Giancarlo Oddi, giocatore, allenatore in prima persona e fido secondo di Fascetti, Simoni, Materazzi, e Zoff prima di occuparsi del settore giovanile con Pulici responsabile. “Diciassette anni trascorsi interamente a Tor di Quinto sono una vita e doverlo lasciare è stato un grosso dispiacere”.

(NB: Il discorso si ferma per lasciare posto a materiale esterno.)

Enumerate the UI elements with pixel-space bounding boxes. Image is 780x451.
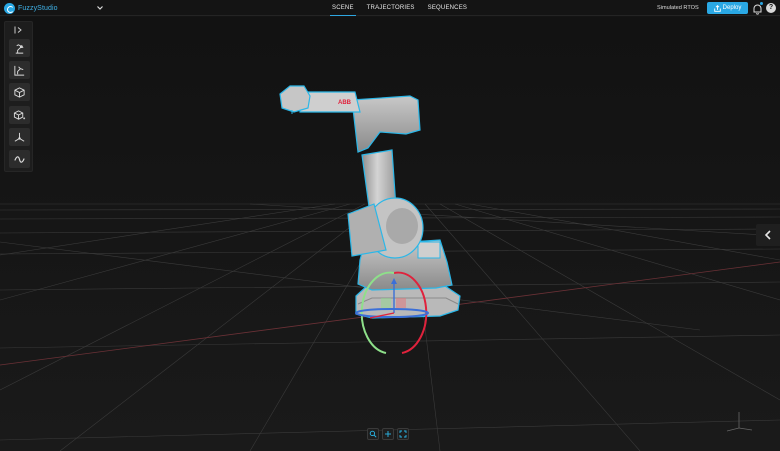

Alfredo Recchia, autista storico del pullman biancoceleste. “Ho trascorso due mesi senza dormire. Ogni volta che passo per viale di Tor di Quinto non posso fare a meno di voltarmi. I ricordi vanno indietro nel tempo. Il ricordo più bello è legato a Tommaso Maestrelli che al ritorno dalla trasferta di Bari volle guidare il mezzo fino a Roma! Io me ne stavo li accanto a sognare. Il più pericoloso però è sempre stato Pino Wilson che oltre a farmi prendere dei grossi spaventi mentre guidavo con le delle armi. Pino si divertiva a nascondermi l pullman. Due volte, una al campo ed una dopo una gara amichevole in particolare: nella prima occasione spostò il torpedone dietro alla palestra. la seconda volta organizzò un tour turistico con alcuni compagni lasciandomi a piedi. Negli ultimi periodi al Maestrelli dovevo stare attento a Gascoigne che cercava sempre di farci un giro sopra come autista”.
Il cancello da tanti anni si è chiuso per sempre alla quotidianità della Lazio, ma qualsiasi tifoso biancazzurro, passando per quel viale alberato non potrà mai fare a meno di voltarsi e lasciarsi trasportare dai ricordi di quel passato memorabile fatto di gioie e dolori, che solo la Lazio può vantare.